Altuve, once the heart and soul of this team, looks like a shell of himself as he transitions into his 30s. There’s still plenty of talent here, from Bregman to Alvarez to Kyle Tucker to Framber Valdez. But it’s not going to be the same. The Astros dynasty as you knew it is over after this year, if it wasn’t over already.

So then it will have a certain poetic justice if the Astros have this one last ride, circling the wagons as fans across the country root against them. (Hey, with fans in the stands for the World Series at Globe Life Field, they might finally get those boos everyone has been waiting for. Though because the Fall Classic is being played in Texas, they could actually have some crowd support if they get there.)
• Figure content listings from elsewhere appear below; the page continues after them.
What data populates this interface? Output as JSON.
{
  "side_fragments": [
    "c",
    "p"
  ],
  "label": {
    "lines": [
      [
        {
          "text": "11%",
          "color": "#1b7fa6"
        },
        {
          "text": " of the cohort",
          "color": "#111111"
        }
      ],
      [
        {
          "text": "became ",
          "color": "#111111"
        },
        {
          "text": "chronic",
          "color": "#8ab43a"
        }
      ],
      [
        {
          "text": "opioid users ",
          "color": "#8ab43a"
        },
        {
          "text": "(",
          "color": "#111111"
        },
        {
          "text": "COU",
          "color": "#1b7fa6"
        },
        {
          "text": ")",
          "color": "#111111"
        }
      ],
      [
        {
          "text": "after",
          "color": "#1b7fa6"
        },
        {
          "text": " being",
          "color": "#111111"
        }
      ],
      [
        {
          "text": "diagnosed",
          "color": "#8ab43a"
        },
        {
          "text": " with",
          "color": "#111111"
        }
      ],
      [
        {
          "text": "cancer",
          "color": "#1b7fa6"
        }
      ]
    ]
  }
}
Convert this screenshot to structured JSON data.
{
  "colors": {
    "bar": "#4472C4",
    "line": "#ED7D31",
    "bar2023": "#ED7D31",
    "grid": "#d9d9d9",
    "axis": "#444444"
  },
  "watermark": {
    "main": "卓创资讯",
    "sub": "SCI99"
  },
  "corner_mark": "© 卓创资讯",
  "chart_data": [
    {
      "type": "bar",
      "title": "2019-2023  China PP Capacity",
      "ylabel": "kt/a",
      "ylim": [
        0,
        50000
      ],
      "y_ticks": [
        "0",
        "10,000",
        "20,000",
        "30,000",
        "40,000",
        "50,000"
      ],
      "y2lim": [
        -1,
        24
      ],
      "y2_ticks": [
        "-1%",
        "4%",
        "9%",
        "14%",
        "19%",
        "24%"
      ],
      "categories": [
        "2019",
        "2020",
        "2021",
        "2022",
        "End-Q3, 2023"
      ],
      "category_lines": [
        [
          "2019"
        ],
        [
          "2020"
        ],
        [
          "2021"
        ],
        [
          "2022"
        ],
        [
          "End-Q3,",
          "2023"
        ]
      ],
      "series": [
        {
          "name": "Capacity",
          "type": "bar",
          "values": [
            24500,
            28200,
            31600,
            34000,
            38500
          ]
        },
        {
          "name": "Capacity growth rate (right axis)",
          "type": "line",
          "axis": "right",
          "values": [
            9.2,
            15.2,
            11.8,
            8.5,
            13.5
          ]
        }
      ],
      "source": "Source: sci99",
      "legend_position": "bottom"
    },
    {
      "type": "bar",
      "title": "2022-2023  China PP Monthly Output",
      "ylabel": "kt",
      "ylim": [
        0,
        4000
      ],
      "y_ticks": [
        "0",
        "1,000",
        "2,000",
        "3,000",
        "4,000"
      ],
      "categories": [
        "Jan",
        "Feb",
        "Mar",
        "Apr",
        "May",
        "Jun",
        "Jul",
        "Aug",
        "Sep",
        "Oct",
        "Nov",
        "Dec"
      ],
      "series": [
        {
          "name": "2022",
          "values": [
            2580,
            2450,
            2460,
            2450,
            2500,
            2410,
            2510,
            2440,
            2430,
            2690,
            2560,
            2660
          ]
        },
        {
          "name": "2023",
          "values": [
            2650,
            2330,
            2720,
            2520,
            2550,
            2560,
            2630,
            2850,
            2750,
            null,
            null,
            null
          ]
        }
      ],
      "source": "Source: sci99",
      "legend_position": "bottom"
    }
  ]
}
Imagine if the Astros play the Yankees in the ALCS, a team that actively detests them. Or the Dodgers in the World Series, a team that really detests them. Can you imagine Joe Kelly against the Astros in the World Series? My goodness. Who wouldn’t want to watch that? What could possibly be more dramatic than that?

Now that the Astros have made this postseason run, it, in retrospect, feels inevitable that they would get this far. This team has been at the center of nearly every baseball conversation of the past half-decade. The Astros have been through too much, and have put us through too much, to ever go quietly.